Is It Just Me or Is Everything Shit?: The Encyclopedia of Modern Life
- Author: Steve Lowe and Alan McArthur
- Language: English
- Genre: Humour
- Publisher: Little, Brown and Company
- Publication date: 3 November 2005
- Publication place: Britain
- ISBN: 0-316-72953-1
- OCLC: 61440657
- Followed by: Is It Just Me or Is Everything Shit?: Volume Two

= Is It Just Me or Is Everything Shit? =

2005 book by Steve Lowe and Alan McArthur

Is It Just Me or Is Everything Shit?: The Encyclopedia of Modern Life is a book by Steve Lowe and Alan McArthur. It was published in Britain in 2005. The authors give satirical criticisms of people, places, institutions and phenomena seen in modern British life. Subjects include Live 8, 50 Cent, Chris Martin, Philip Green and The Daily Mail. The jacket copy describes the book as a "broadside against consumer capitalism," and this is a recurring theme throughout. The book displays a broadly left-wing view of life.
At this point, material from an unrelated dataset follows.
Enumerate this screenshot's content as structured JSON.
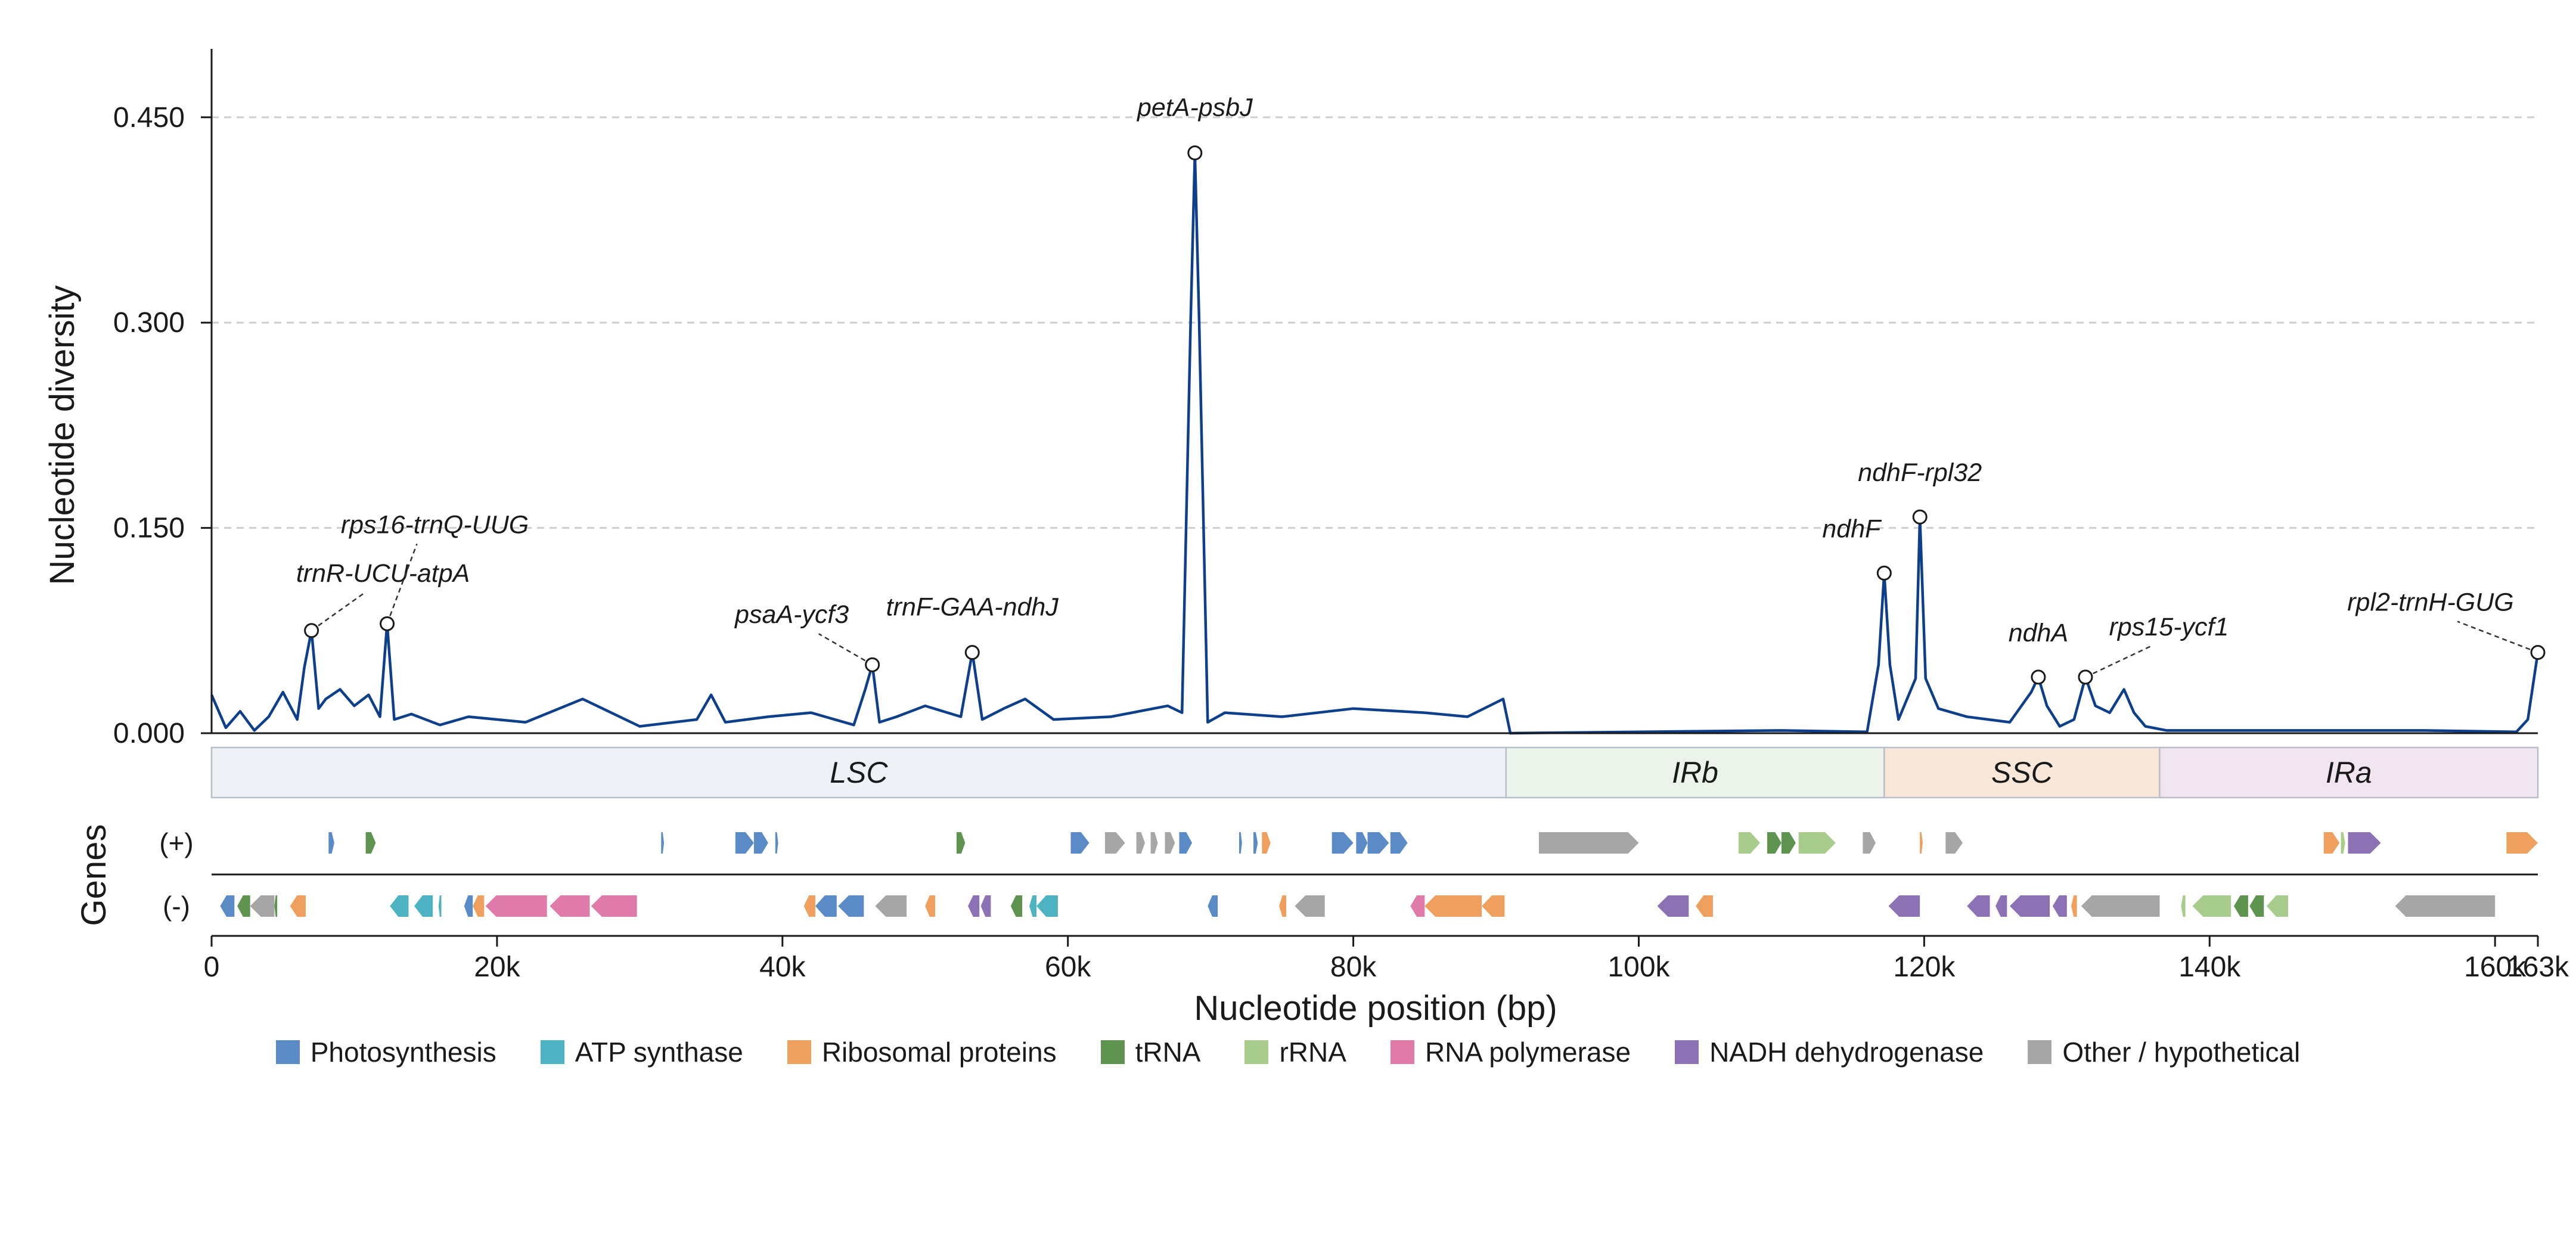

The book was also made available as an audio CD read by Julian Rhind-Tutt and Stephen Mangan.

==Volume Two==

In November 2006, Is It Just Me Or Is Everything Shit?: Volume Two was released as a sequel, with the same authors turning their attentions to Lemsip medicine and Bratz dolls amongst other subjects. The book features the tagline "Because if anything, it all just keeps getting worse". It covers much the same territory as the other volume, presenting a sarcastic, grumbling view of modern consumerism, politics and popular culture. Other subjects include David Cameron, James Blunt and ready meals.